Sena menoleh. "Ya ada apa? Apa ada yang tuan Eros butuhkan?"

"Tidak. Aku hanya ingin bertanya." Eros menimang ragu sementara Sena menunggu pertanyaannya. "Ehm, apakah ... nyeri haid itu sangat sakit?" tanya Eros dengan suara kecil.

"Ya. Sebagian wanita mengalami nyeri haid yang terlampau sakit. Sebenarnya tidak semua perempuan mengalami nyeri haid, contohnya bibik, bibik tidak merasakan sakit sedikitpun ketika datang bulan. Tapi Nona Day itu, dari dulu, setiap datang bulan di hari pertama sampai hari ketiga, selalu merasakan sakit di perutnya. Akan cepat sembuh bila sudah meminum kiranti."

"Oh." Eros iba, ternyata selama ini adiknya harus menahan semua rasa sakit setiap datang bulan.

"Tuan Eros pasti khawatir ya pada nona Day?" tanya Sena.

Eros hanya tersenyum kaku, kemudian pergi membuat Sena menggeleng maklum. "Anak yang satu itu benar-benar irit bicara, persis seperti papanya."

••••

Diberitahu oleh Sena bahwa sang anak tengah sakit, Mandala langsung kehilangan selera makannya. Tanpa berniat menyentuh secuil makanan yang sudah dihidangkan Sena di depan matanya, ia segera beranjak untuk menemui sang anak.

Kepanikan seketika menyerangnya saat melihat Day bergelung di atas kasur, membungkus tubuhnya dengan selimut, meringkuk menahan sakit. Sesekali terdengar isakan yang lolos dari bibir anak bungsunya itu. Mandala buru-buru mendekatinya. Rion beringsut mundur dengan sopan.

"Aya?" panggilnya, dengan panggilan kesayangan Day sewaktu kecil. "Sayang, apanya yang sakit?" tanyanya penuh kecemasan, namun tetap bersikap tenang.

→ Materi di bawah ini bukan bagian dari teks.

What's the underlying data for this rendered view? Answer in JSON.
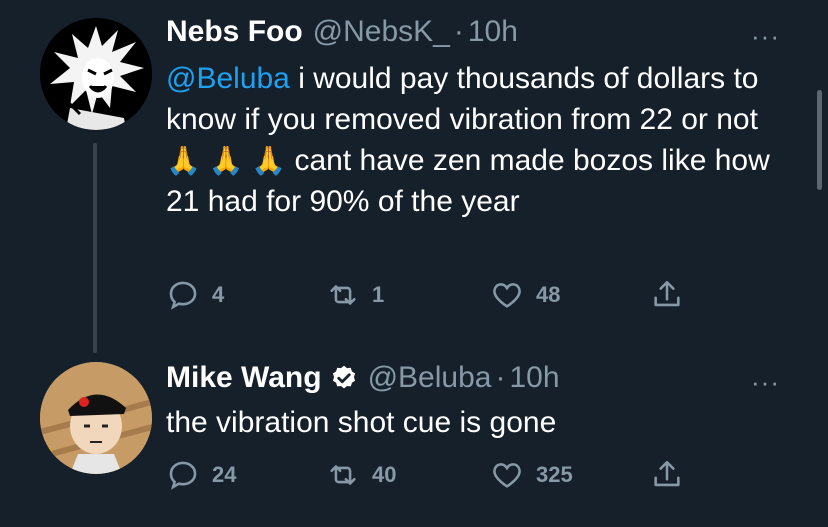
{
  "tweets": [
    {
      "name": "Nebs Foo",
      "handle": "@NebsK_",
      "separator": "·",
      "time": "10h",
      "more": "···",
      "text_mention": "@Beluba",
      "text_part1": " i would pay thousands of dollars to know if you removed vibration from 22 or not ",
      "text_emoji": "🙏 🙏 🙏",
      "text_part2": " cant have zen made bozos like how 21 had for 90% of the year",
      "replies": "4",
      "retweets": "1",
      "likes": "48"
    },
    {
      "name": "Mike Wang",
      "handle": "@Beluba",
      "separator": "·",
      "time": "10h",
      "more": "···",
      "text": "the vibration shot cue is gone",
      "replies": "24",
      "retweets": "40",
      "likes": "325"
    }
  ],
  "colors": {
    "background": "#15202b",
    "text": "#ffffff",
    "secondary": "#8899a6",
    "mention": "#1da1f2"
  }
}
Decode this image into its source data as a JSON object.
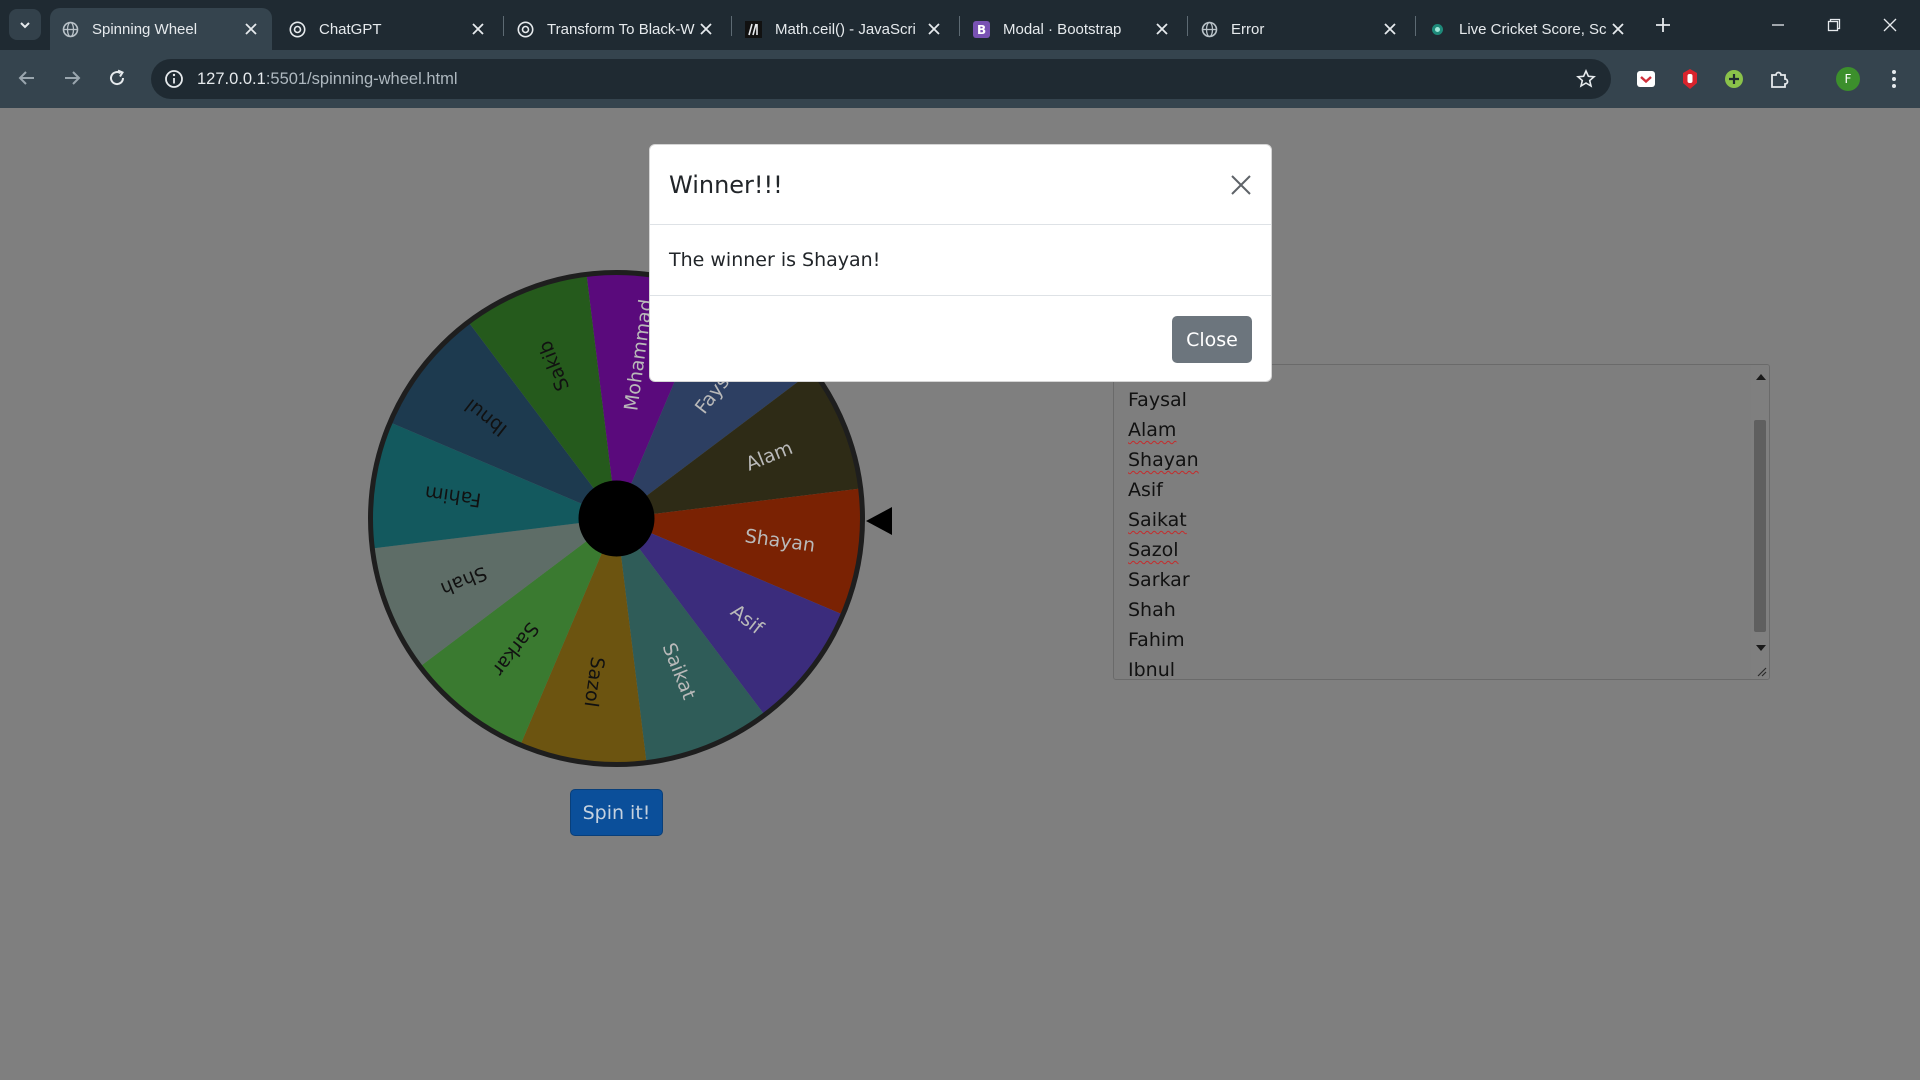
{
  "browser": {
    "tabs": [
      {
        "title": "Spinning Wheel",
        "icon": "globe-icon",
        "active": true
      },
      {
        "title": "ChatGPT",
        "icon": "chatgpt-icon",
        "active": false
      },
      {
        "title": "Transform To Black-W",
        "icon": "chatgpt-icon",
        "active": false
      },
      {
        "title": "Math.ceil() - JavaScri",
        "icon": "mdn-icon",
        "active": false
      },
      {
        "title": "Modal · Bootstrap",
        "icon": "bootstrap-icon",
        "active": false
      },
      {
        "title": "Error",
        "icon": "globe-icon",
        "active": false
      },
      {
        "title": "Live Cricket Score, Sc",
        "icon": "cricket-icon",
        "active": false
      }
    ],
    "url": "127.0.0.1:5501/spinning-wheel.html",
    "url_host": "127.0.0.1",
    "url_rest": ":5501/spinning-wheel.html",
    "profile_initial": "F",
    "colors": {
      "tabstrip": "#1f2a32",
      "toolbar": "#35444e",
      "profile": "#3c8f2c"
    }
  },
  "wheel": {
    "segments": [
      {
        "label": "Mohammad",
        "color": "#5a0a7c"
      },
      {
        "label": "Faysal",
        "color": "#2d3f62"
      },
      {
        "label": "Alam",
        "color": "#2e2b16"
      },
      {
        "label": "Shayan",
        "color": "#7a2203"
      },
      {
        "label": "Asif",
        "color": "#3b2c7c"
      },
      {
        "label": "Saikat",
        "color": "#2f5c58"
      },
      {
        "label": "Sazol",
        "color": "#6c5410"
      },
      {
        "label": "Sarkar",
        "color": "#3a7a30"
      },
      {
        "label": "Shah",
        "color": "#5e6d67"
      },
      {
        "label": "Fahim",
        "color": "#13595e"
      },
      {
        "label": "Ibnul",
        "color": "#1d3a4f"
      },
      {
        "label": "Sakib",
        "color": "#255a1c"
      }
    ],
    "spin_label": "Spin it!"
  },
  "names": [
    "Faysal",
    "Alam",
    "Shayan",
    "Asif",
    "Saikat",
    "Sazol",
    "Sarkar",
    "Shah",
    "Fahim",
    "Ibnul"
  ],
  "modal": {
    "title": "Winner!!!",
    "message": "The winner is Shayan!",
    "close_label": "Close"
  }
}
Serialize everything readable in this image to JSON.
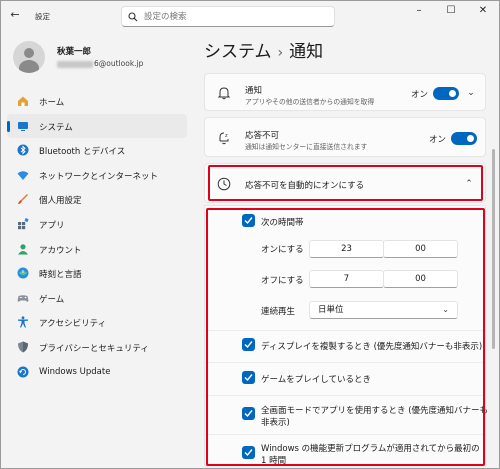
{
  "app": {
    "title": "設定"
  },
  "search": {
    "placeholder": "設定の検索"
  },
  "user": {
    "name": "秋葉一郎",
    "email_visible": "6@outlook.jp"
  },
  "nav": [
    {
      "label": "ホーム",
      "icon": "home-icon"
    },
    {
      "label": "システム",
      "icon": "system-icon",
      "active": true
    },
    {
      "label": "Bluetooth とデバイス",
      "icon": "bluetooth-icon"
    },
    {
      "label": "ネットワークとインターネット",
      "icon": "wifi-icon"
    },
    {
      "label": "個人用設定",
      "icon": "brush-icon"
    },
    {
      "label": "アプリ",
      "icon": "apps-icon"
    },
    {
      "label": "アカウント",
      "icon": "account-icon"
    },
    {
      "label": "時刻と言語",
      "icon": "clock-icon"
    },
    {
      "label": "ゲーム",
      "icon": "gamepad-icon"
    },
    {
      "label": "アクセシビリティ",
      "icon": "accessibility-icon"
    },
    {
      "label": "プライバシーとセキュリティ",
      "icon": "shield-icon"
    },
    {
      "label": "Windows Update",
      "icon": "update-icon"
    }
  ],
  "breadcrumb": {
    "parent": "システム",
    "separator": "›",
    "current": "通知"
  },
  "notifications": {
    "title": "通知",
    "subtitle": "アプリやその他の送信者からの通知を取得",
    "state": "オン"
  },
  "dnd": {
    "title": "応答不可",
    "subtitle": "通知は通知センターに直接送信されます",
    "state": "オン"
  },
  "auto_dnd": {
    "title": "応答不可を自動的にオンにする",
    "schedule_label": "次の時間帯",
    "on_label": "オンにする",
    "on_hour": "23",
    "on_minute": "00",
    "off_label": "オフにする",
    "off_hour": "7",
    "off_minute": "00",
    "repeat_label": "連続再生",
    "repeat_value": "日単位",
    "options": [
      "ディスプレイを複製するとき (優先度通知バナーも非表示)",
      "ゲームをプレイしているとき",
      "全画面モードでアプリを使用するとき (優先度通知バナーも",
      "非表示)",
      "Windows の機能更新プログラムが適用されてから最初の",
      "1 時間"
    ]
  },
  "colors": {
    "accent": "#0067c0",
    "highlight": "#e0001b"
  }
}
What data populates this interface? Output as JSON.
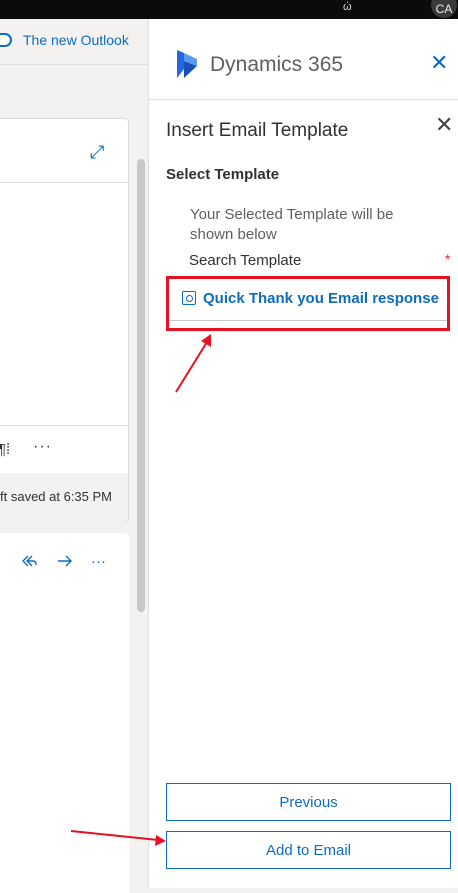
{
  "topbar": {
    "avatar_initials": "CA"
  },
  "outlook": {
    "new_outlook_label": "The new Outlook",
    "draft_status": "ft saved at 6:35 PM",
    "more_label": "···",
    "card2_more_label": "···"
  },
  "panel": {
    "brand": "Dynamics 365",
    "title": "Insert Email Template",
    "select_template_label": "Select Template",
    "info_text": "Your Selected Template will be shown below",
    "search_label": "Search Template",
    "required_marker": "*",
    "selected_template": "Quick Thank you Email response",
    "buttons": {
      "previous": "Previous",
      "add_to_email": "Add to Email"
    }
  },
  "colors": {
    "accent": "#0f6cbd",
    "annotation": "#e81123",
    "dynamics_logo": "#2266e3"
  },
  "icons": [
    "expand-icon",
    "paragraph-icon",
    "reply-all-icon",
    "forward-icon",
    "close-icon",
    "template-icon",
    "dynamics-logo"
  ]
}
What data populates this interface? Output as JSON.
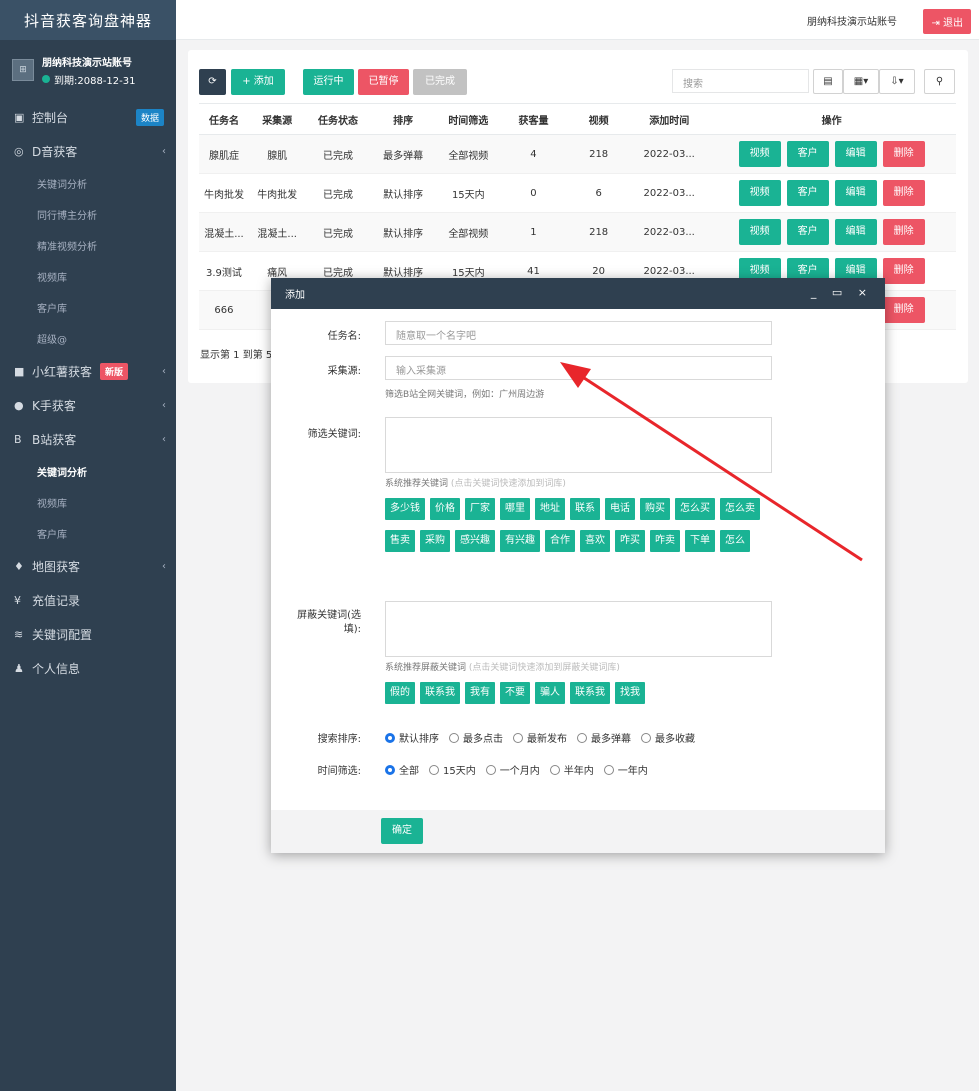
{
  "sidebar": {
    "brand": "抖音获客询盘神器",
    "profile": {
      "name": "朋纳科技演示站账号",
      "expiry": "到期:2088-12-31"
    },
    "items": [
      {
        "icon": "▣",
        "label": "控制台",
        "badge": "数据"
      },
      {
        "icon": "◎",
        "label": "D音获客",
        "chev": "‹"
      },
      {
        "sub": "关键词分析"
      },
      {
        "sub": "同行博主分析"
      },
      {
        "sub": "精准视频分析"
      },
      {
        "sub": "视频库"
      },
      {
        "sub": "客户库"
      },
      {
        "sub": "超级@"
      },
      {
        "icon": "■",
        "label": "小红薯获客",
        "badge": "新版",
        "chev": "‹"
      },
      {
        "icon": "●",
        "label": "K手获客",
        "chev": "‹"
      },
      {
        "icon": "B",
        "label": "B站获客",
        "chev": "‹"
      },
      {
        "sub": "关键词分析",
        "active": true
      },
      {
        "sub": "视频库"
      },
      {
        "sub": "客户库"
      },
      {
        "icon": "♦",
        "label": "地图获客",
        "chev": "‹"
      },
      {
        "icon": "¥",
        "label": "充值记录"
      },
      {
        "icon": "≋",
        "label": "关键词配置"
      },
      {
        "icon": "♟",
        "label": "个人信息"
      }
    ]
  },
  "topbar": {
    "account": "朋纳科技演示站账号",
    "logout": "退出"
  },
  "toolbar": {
    "refresh_icon": "refresh-icon",
    "add": "+ 添加",
    "running": "运行中",
    "paused": "已暂停",
    "done": "已完成",
    "search_placeholder": "搜索"
  },
  "table": {
    "headers": [
      "任务名",
      "采集源",
      "任务状态",
      "排序",
      "时间筛选",
      "获客量",
      "视频",
      "添加时间",
      "操作"
    ],
    "rows": [
      [
        "腺肌症",
        "腺肌",
        "已完成",
        "最多弹幕",
        "全部视频",
        "4",
        "218",
        "2022-03..."
      ],
      [
        "牛肉批发",
        "牛肉批发",
        "已完成",
        "默认排序",
        "15天内",
        "0",
        "6",
        "2022-03..."
      ],
      [
        "混凝土...",
        "混凝土...",
        "已完成",
        "默认排序",
        "全部视频",
        "1",
        "218",
        "2022-03..."
      ],
      [
        "3.9测试",
        "痛风",
        "已完成",
        "默认排序",
        "15天内",
        "41",
        "20",
        "2022-03..."
      ],
      [
        "666",
        "",
        "",
        "",
        "",
        "",
        "",
        ""
      ]
    ],
    "ops": {
      "video": "视频",
      "customer": "客户",
      "edit": "编辑",
      "delete": "删除"
    },
    "page_info": "显示第 1 到第 5"
  },
  "modal": {
    "title": "添加",
    "controls": "_ ▭ ×",
    "task_label": "任务名:",
    "task_placeholder": "随意取一个名字吧",
    "source_label": "采集源:",
    "source_placeholder": "输入采集源",
    "source_hint": "筛选B站全网关键词，例如：广州周边游",
    "filter_label": "筛选关键词:",
    "filter_hint": "系统推荐关键词",
    "filter_hint_light": "(点击关键词快速添加到词库)",
    "filter_tags": [
      "多少钱",
      "价格",
      "厂家",
      "哪里",
      "地址",
      "联系",
      "电话",
      "购买",
      "怎么买",
      "怎么卖",
      "售卖",
      "采购",
      "感兴趣",
      "有兴趣",
      "合作",
      "喜欢",
      "咋买",
      "咋卖",
      "下单",
      "怎么"
    ],
    "block_label": "屏蔽关键词(选填):",
    "block_label_1": "屏蔽关键词(选",
    "block_label_2": "填):",
    "block_hint": "系统推荐屏蔽关键词",
    "block_hint_light": "(点击关键词快速添加到屏蔽关键词库)",
    "block_tags": [
      "假的",
      "联系我",
      "我有",
      "不要",
      "骗人",
      "联系我",
      "找我"
    ],
    "sort_label": "搜索排序:",
    "sort_options": [
      "默认排序",
      "最多点击",
      "最新发布",
      "最多弹幕",
      "最多收藏"
    ],
    "time_label": "时间筛选:",
    "time_options": [
      "全部",
      "15天内",
      "一个月内",
      "半年内",
      "一年内"
    ],
    "confirm": "确定"
  },
  "colors": {
    "sidebar": "#2f4050",
    "primary": "#1ab394",
    "danger": "#ed5565",
    "dark_btn": "#2f4050",
    "arrow": "#e8262b"
  }
}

"Ini siapa? papa?" tanya Day nyaris tak terdengar karena serak. Hati Mandala tergores, bagaimana bisa Day tidak mengenali suaranya dan sebutan masa kecilnya yang diberikan oleh Mandala.

"Iya sayang, ini papa. Coba buka selimutnya sebentar, papa mau lihat Dayana." Day menurut, menyingkap selimut yang menutupi wajahnya. Mandala tercekat ketika melihat wajah anak bungsunya itu telah memerah, bercucuran keringat dengan mata berarir. "Apa yang sakit, hm?" tanya Mandala lagi.

"Perut Day, Pa. Sakit sekali, selalu begini tiap datang bulan." Day nyaris menangis. Dia merasa ingin menangis oleh dua sebab, pertama karena rasa sakit yang menghujam perut bawahnya serta karena merasa terharu mendapatkan perhatian langka dari Mandala yang baru kali ini ia rasakan lagi.

"Rion, sejak kapan Day mengalami ini?" Mandala bertanya sambil mengusapi peluh di dahi Dayana. Mandala bertanya pada Rion karena selama ini Rion yang selalu ada di dekat Day, Mandala yakin Rion sangat tahu tentang Day daripada orang lain.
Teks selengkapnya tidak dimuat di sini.